Situation in Germany
According to reports in German newspapers, the German version of Origin's EULA violates several German laws, mainly laws protecting consumers and users' privacy. According to Thomas Hoeren, a judge and professor for information, telecommunication and media law at the University of Münster, the German version of the EULA is a direct translation of the original without any modifications and its clauses are "null and void".
|For instance PunkBuster, it starts up silently as a system process and allows servers to get screenshots from you.
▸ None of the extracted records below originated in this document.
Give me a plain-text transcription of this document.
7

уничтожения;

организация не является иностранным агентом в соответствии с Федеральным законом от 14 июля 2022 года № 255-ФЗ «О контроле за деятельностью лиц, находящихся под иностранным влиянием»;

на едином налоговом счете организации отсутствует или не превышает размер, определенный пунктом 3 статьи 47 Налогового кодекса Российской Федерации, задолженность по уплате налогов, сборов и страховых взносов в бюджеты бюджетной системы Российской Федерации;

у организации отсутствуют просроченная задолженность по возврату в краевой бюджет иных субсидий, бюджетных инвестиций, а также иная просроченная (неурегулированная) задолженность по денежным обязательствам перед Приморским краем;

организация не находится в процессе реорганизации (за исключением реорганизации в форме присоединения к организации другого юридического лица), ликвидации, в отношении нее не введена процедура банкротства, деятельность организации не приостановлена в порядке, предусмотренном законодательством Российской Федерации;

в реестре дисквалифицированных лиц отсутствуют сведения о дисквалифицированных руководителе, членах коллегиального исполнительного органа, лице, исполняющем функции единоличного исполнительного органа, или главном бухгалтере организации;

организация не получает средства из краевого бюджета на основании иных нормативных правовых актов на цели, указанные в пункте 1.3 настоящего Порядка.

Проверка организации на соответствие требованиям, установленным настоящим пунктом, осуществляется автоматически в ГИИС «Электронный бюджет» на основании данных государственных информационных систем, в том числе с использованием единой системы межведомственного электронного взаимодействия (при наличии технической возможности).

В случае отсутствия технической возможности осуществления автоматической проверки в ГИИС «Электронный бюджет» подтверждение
What guarantee does one have that it cannot be used to screencap your desktop?|
There is no ethical or regulatory oversight of Punkbuster or Even Balance. Based on their EULA they have complete access to a user's computer: their personal information, bank account information, online purchase history, or anything stored on the computer or viewable using its display. Punkbuster simply expects users to trust them. In PunkBuster's EULA, PunkBuster notes they are invasive, and that they reserve the right to inspect someone's entire harddrive and all of their files:
"Licensee understands and agrees that the information that may be inspected and reported by PunkBuster software includes, but is not limited to, Licensee's Internet Protocol Address, devices and any files residing on the hard-drive and in the memory of the computer on which PunkBuster software is installed." "Further, Licensee consents to allow PunkBuster software to transfer actual screenshots taken of Licensee's computer during the operation of PunkBuster software for possible publication." "Licensee agrees that any harm or lack of privacy resulting from the installation and use of PunkBuster software is not as valuable to Licensee as the potential ability to play interactive online games with the benefits afforded by using PunkBuster software."